Kelly Funk of Interior Architects said virtual reality offers a less expensive alternative to mocking up a whole floor of office space for a client.
“Everyone’s wanting to do pilot floors these days,” she said, speaking at the Corenet conferencet in Charlotte earlier this month. “It’s expensive, it takes time.”
And virtual reality headsets are getting cheaper – Facebook’s Oculus Rift ships for $599, $200 less than rival HTC Vive – and could become ubiquitous in coming years as prices fall more.
Real estate isn’t the only field virtual reality could reshape. Banks are experimenting with ideas such as virtual branches that could make interacting with customers faster, and jet maufacturer Airbus is using virtual reality to demonstrate planes to potential buyers.
Maren Brisson-Kuester, president of the Charlotte Regional Realtor Association, said she doesn’t know of any local real estate brokers using virtual reality to sell residential property yet.
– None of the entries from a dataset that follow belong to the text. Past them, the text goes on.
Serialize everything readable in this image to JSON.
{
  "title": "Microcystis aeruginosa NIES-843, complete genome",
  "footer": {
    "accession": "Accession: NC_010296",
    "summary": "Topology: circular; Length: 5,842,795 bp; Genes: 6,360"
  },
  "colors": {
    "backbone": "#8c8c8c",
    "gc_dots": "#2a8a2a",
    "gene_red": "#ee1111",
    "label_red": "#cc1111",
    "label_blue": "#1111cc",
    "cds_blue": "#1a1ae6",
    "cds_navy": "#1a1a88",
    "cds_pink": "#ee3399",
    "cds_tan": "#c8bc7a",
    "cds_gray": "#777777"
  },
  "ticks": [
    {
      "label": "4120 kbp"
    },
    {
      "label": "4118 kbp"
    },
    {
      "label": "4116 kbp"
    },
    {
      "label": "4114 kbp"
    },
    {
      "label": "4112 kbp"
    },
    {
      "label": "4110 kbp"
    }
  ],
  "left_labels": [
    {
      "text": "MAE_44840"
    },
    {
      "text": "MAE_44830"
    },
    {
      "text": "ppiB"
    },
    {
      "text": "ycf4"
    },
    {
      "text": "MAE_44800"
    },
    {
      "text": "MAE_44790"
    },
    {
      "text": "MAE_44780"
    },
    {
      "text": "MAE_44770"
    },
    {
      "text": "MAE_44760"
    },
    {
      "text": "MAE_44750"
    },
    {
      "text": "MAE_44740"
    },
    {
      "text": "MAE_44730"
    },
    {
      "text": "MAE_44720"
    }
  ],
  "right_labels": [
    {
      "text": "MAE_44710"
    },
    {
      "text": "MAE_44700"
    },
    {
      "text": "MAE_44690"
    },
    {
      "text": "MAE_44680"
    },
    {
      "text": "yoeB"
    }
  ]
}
But she doesn’t think it will be long before the technology makes its way into the local residential real estate market. The technology could be even more useful selling future houses before models are built, Brisson-Kuester said.
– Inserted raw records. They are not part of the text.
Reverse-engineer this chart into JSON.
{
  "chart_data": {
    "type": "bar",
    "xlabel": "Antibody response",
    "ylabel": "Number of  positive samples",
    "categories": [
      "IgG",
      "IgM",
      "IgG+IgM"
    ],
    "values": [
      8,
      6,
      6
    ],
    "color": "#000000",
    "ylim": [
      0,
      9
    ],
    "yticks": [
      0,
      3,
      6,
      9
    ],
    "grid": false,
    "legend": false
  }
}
Nationally, high-end real estate brokerage Sotheby’s is using virtual reality to sell luxury houses in Los Angeles, the Hamptons and New York City. For now, virtual reality works best with high-end houses, because it can cost several hundred dollars to create a good scan of the house.
For Interior Architects, the potential uses of virtual reality go beyond simple tours. They’re sending clients headsets and cheaper “goggles” that simulate a virtual reality experience with a smartphone. That means clients can download new renderings of their spaces in real time and collaborate remotely on the design. Such technology can also be used to give employees tours of their offices when companies move, or as a recruiting tool to show potential employees where they will work.
“When you actually stand in that room, it’s different,” said Guy Messick, of Interior Architects, on a virtual reality experience vs. looking at two-dimensional drawings or renderings. He’s had customers readily agree to add more expensive finishes to projects once they see them in virtual reality – something that didn’t happen commonly before virtual reality.
“I haven’t had that happen too many times in my career and I’ve been doing this a long time,” said Messick.